Roofing slates are split by hand with hammer and chisel to reveal a natural cleft surface. Splitters are very good at their trade but the thickness varies slightly and slates are grouped into different classes. This variation reinforces the fact that slates are a natural stone product not a uniformly consistent, mass-produced, synthetic material. While some quarries may split and sort to slightly different thickness groupings, most roofing slate is grouped into the following thickness categories:
3/16″ to 1/4″
Historically known as “commercial thickness”, but currently limited in production. Estimated weight is 800 pounds per square.
1/4″ to 3/8″
Also known as “nominal quarter inch” and it is the current industry standard thickness in North America. Slates in this category are split for a target of ¼”, thus some slightly thinner slates may be included. This is not intended to be a blend of ¼” and 3/8″ thick slates. If full 3/8″ thick slates are desired, 3/8-1/2″ slates should be ordered. Estimated weight is 1000 pounds per square, but most range from 875 to 950.
3/8″ to 1/2″
A form of “heavy slate” or “heavies”, this thickness range and thicker is generally made from coarse stone, which typically yields a greater amount of texture. Estimated weight of 1300 to 1500 pounds per square.
1/2″ to 3/4″
Custom produced heavies. Estimated weight is 1800-2000 pounds per square. Some quarries may break this category down into ½-5/8″ and 5/8-3/4″, in which case the 5/8-3/4 may weigh as much as 2500 pounds per square.
3/4 to 1″
Custom produced heavies. Estimated weight of 3000 pounds per square. Slates that are 20″ in length or longer AND ¾” or thicker should be specified to have 4 nail holes per piece.
1″ to 1 1/4″
Custom produced, roughly 4000 pounds per square.
1 1/4″ +
Custom produced, roughly 5000+ pounds per square.
Please note that:
The weight estimates above are conservative in the sense that for most varieties of slate in those thicknesses, the actual weight should be slightly lower.

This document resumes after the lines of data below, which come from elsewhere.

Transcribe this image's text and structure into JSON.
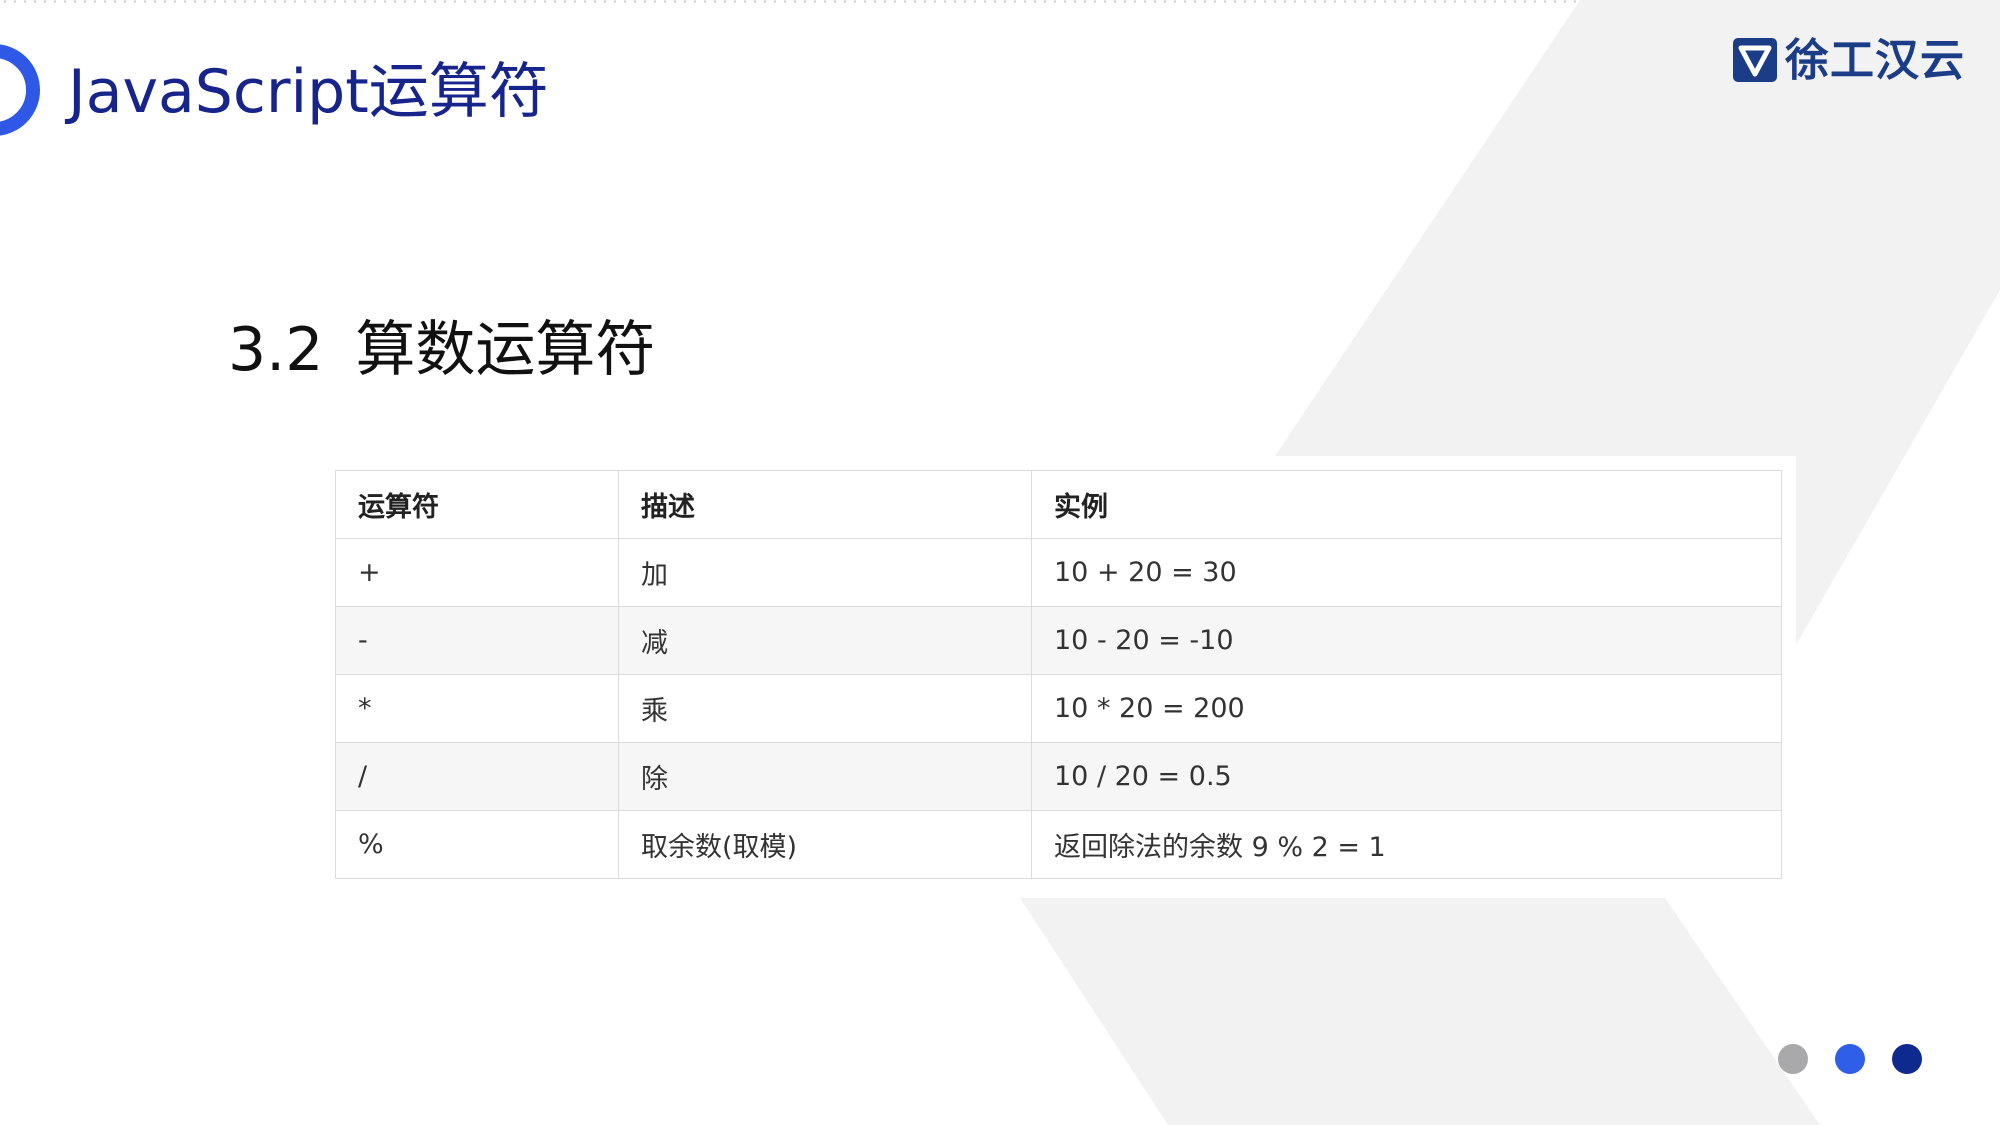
{
  "header": {
    "title": "JavaScript运算符",
    "logo_text": "徐工汉云",
    "accent_color": "#2f58e6",
    "title_color": "#16248c"
  },
  "section": {
    "number": "3.2",
    "title": "算数运算符"
  },
  "table": {
    "headers": [
      "运算符",
      "描述",
      "实例"
    ],
    "rows": [
      [
        "+",
        "加",
        "10 + 20 = 30"
      ],
      [
        "-",
        "减",
        "10 - 20 = -10"
      ],
      [
        "*",
        "乘",
        "10 * 20 = 200"
      ],
      [
        "/",
        "除",
        "10 / 20 = 0.5"
      ],
      [
        "%",
        "取余数(取模)",
        "返回除法的余数 9 % 2 = 1"
      ]
    ]
  },
  "pagination": {
    "dots": [
      {
        "color": "#a9a9ab"
      },
      {
        "color": "#2f5ee8"
      },
      {
        "color": "#0e2a8f"
      }
    ]
  }
}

Most discussion of weight is brought on by concerns about whether a building’s structure or design can safely support a certain type of slate, and if the estimated weights are deemed acceptable for the structure, the actual slate weight will not be an issue.
Vermont slates are available in most thicknesses, except the 3/16-1/4 which can only be supplied in limited quantities from a few quarries.